Here it is: kubectl delete pod $RELEASE_NAME-mongob-replicaset-0
MongoDB will start an election and another Pod will become master:
foppish-angelfish-mongodb-replicaset-1 “primary” : “foppish-angelfish-mongodb-replicaset-1.foppish-angelfish-mongodb-
And in the meantime Kubernetes will immediately take corrective actions instantiating a new Pod 0.
Kill’em all
Now we have to simulate a real disaster: let’s kill all Pods and see the StatefulSet magically recreating everything with all data available.
kubectl delete po -l "app=mongodb-replicaset,release=$RELEASE_NAME"
kubectl get po --watch-only
After few minutes our MongoDB replicaset will be back online and we can test it again to see if our data are still there.
Final check and clean up
Run following command to verify that key created is still there:
kubectl exec $RELEASE_NAME-mongodb-replicaset-1 --mongo --eval=”rs.slaveOk(); db.test.find({key1:{\$exists:true}}).forEach(printjson)”
As always you can delete everything with a simple Azure CLI 2 command: az group delete --name k8sMongoTestGroup --yes --no-wait
How to expose this replicaSet externally?
This is a topic for a future post.
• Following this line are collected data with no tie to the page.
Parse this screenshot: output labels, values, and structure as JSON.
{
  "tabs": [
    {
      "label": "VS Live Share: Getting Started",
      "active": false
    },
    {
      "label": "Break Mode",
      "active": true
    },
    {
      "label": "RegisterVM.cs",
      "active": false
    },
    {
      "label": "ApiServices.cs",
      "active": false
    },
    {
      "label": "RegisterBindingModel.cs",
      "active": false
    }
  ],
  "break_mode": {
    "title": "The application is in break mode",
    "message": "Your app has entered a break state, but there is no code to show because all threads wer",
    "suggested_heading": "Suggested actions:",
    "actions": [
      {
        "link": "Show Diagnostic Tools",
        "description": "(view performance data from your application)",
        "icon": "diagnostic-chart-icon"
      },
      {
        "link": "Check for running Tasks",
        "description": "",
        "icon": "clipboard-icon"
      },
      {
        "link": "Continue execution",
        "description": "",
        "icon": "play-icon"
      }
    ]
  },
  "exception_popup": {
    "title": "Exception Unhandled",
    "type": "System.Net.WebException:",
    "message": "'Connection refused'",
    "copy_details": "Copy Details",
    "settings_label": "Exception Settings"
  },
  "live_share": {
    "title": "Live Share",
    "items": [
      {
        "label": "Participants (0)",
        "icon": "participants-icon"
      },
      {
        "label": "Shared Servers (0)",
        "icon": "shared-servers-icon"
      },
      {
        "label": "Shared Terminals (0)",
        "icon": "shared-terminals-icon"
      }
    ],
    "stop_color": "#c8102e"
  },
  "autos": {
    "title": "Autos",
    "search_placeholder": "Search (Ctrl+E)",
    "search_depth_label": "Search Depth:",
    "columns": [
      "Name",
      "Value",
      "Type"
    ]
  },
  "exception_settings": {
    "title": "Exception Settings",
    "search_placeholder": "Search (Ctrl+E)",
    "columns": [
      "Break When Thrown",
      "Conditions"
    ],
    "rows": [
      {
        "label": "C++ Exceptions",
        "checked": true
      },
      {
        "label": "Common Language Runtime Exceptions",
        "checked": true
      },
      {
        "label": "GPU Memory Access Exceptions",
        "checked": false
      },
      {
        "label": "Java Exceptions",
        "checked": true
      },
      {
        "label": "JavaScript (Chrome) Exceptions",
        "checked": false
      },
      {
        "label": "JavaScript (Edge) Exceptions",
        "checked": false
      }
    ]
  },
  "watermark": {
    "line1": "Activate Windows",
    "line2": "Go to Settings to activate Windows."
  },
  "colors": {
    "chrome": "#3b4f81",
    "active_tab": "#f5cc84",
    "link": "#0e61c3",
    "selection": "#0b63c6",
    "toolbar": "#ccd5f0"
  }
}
It seems trivial as a kubectl expose
but it is not so easy.
If you expose the existing service, it will be LoadBalanced on 3 nodes behind it and this is wrong. We need 3 LoadBalancers, exposing 3 services, 1 for each Pod in the StatefulSet. Moreover we have to activate Authentication and SSL to ensure best practice from security perspective.
I will find best way to do it, while playing with Heml, Kubernetes, MongoDB and Azure!